KEEP THEM APART I know of a dog sireing 8 puppies at 5 months old!!!!!!!!!!!


----------



## Freyja (Jun 28, 2008)

I too have heard of a 5 month old pup siring a litter of pups. Keep them seperate. If you want her to play with her son then you could try a pair of season knickers they wont stop him getting the scent but it may deterr him if he gets any ideas. Even then I would not leave him with her unsupervised.
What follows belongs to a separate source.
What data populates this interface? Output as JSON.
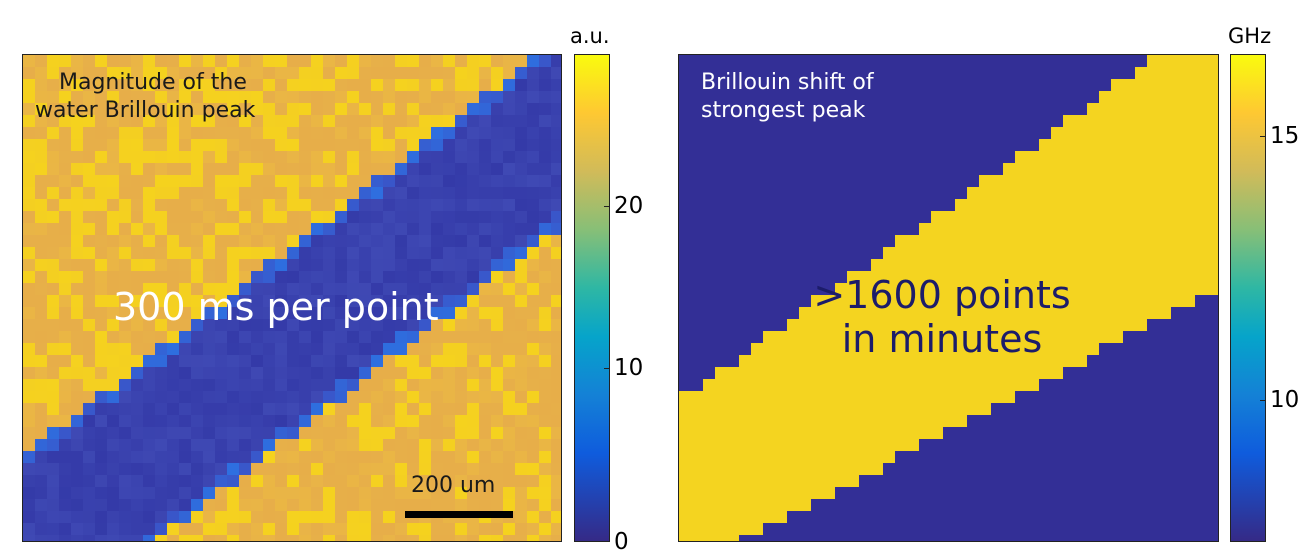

I can allow Button to go into the garden with William as he's to stupid to figure out what he's supposed to do when she has knickers on when she's already been to the toilet but I wouldn't leave her with any of the male whippets as they would just rip them off.


----------



## wooliewoo (May 27, 2008)

Well they had 5 mins play today while i was with them. All ok at the mo but she is bleeding so maybe the strong scent isnt quite there yet as he just jumped at her head like always

I just hope she doesnt see him as male and try to get into him when shes at her "best"............oh i knew there was a reason i dont keep both sex's lol

I have informed kids and hubby they are not to be left together at all to avoid any issues


----------



## fluffybunny2001 (Feb 8, 2008)

at my old job one of the cockers came into season when her pups
were nearly 5 months old,the boy she kept mated his mum!!mismate was given just to clarify,so yeah keep them apart


----------



## Jo P (Dec 10, 2007)

Deffo apart


----------



## rocco33 (Dec 27, 2009)

Definately keep them apart as he is quite capable of siring a litter at that age. I would also add that it is probably unfair on him too. Many dog's behaviour around bitches has been ruined by early interactons with an in season bitch and it could end up making him a pest around bitches in the future.


----------



## RachyBobs (Oct 18, 2009)

I was in the same situation with my pups brother and mum. He had gone to his new home, but the lady who bought him is my mums best friend. He comes up everyday and shes just come out of season now, he did try have a sniff and we new straight away - height wise, they are quite far apart.. good look to him trying but I kept an eye - wasnt worried 5 months isnt a age the can mate succesfully anyway but just keep your eyes on them x


----------



## wooliewoo (May 27, 2008)

Thanks......at the moment theres no interest what so ever but she only day 3 he is due to go back next week and shes at peak usually 15 days so hopefully he will be gone before she ready to tease


----------